Padł system na Sheevie #2 w taki tajemniczy sposób, że częściowo działał, ale nie do końca. Mianowicie system wchodził w tryb awaryjny bez jakiś wyraźnych komunikatów czemu tak robi. Karta sprawdzana fsck
nie wykazywała żadnych błędów.
Po dłuższej szarpaninie zdecydowałem system odtworzyć na nowej karcie a moje dane przegrać ze starej.
Ponieważ akurat ta Sheeva była czas temu aktualizowana więc miała aktualny firmware. Wystarczyło nagrać co trzeba na czystą kartę (sformatowaną jako ext2) i dalej poszło bezszmerowo w tym sensie, że cała moja instrukcja opublikowana na tym blogu jakiś czas temu okazała się w 100% aktualna.
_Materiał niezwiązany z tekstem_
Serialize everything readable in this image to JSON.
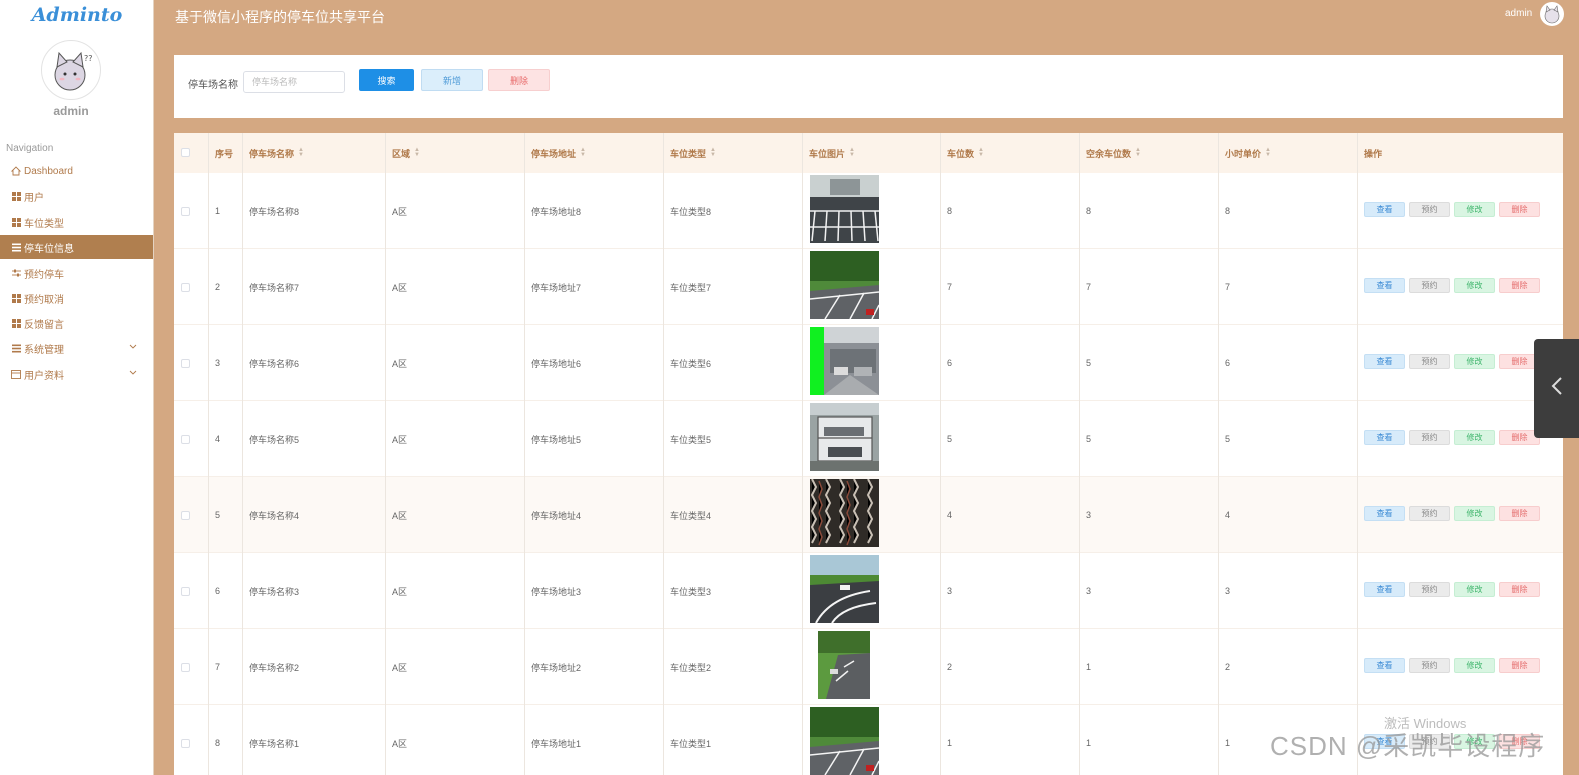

Po zainstalowaniu systemu takim oto sprytnym skryptem ustaliłem jakie pakiety doinstalowałem z wiersza poleceń (czyli brakuje ich w nowym systemie):
!/bin/bash #(zcat $(ls -tr /var/log/apt/history.log*.gz); cat /var/log/apt/history.log) 2>/dev/null | \ (zcat $(ls -tr history.log*.gz); cat history.log) 2>/dev/null | \ egrep '^(Start-Date:|Commandline:)' | \ grep -v aptdaemon | \ egrep '^Commandline:'
Jeszcze trzeba się było dopisać do grupy dialout
żeby działał pomiar temperatury (który korzysta z /dev/ttyUSB0
):
usermod -a -G dialout tomek
Ciekawy wpis
OdpowiedzUsuńInteresujący wpis
OdpowiedzUsuńRewelacyjny jest ten wpis
OdpowiedzUsuńW tym wpisie znajduje się wiele ważnych i ciekawych informacj
OdpowiedzUsuńTe informacje są niezwykle istotne i ważne.
OdpowiedzUsuńDobrze jest to wszystko wiedzieć. Rewelacyjny wpis.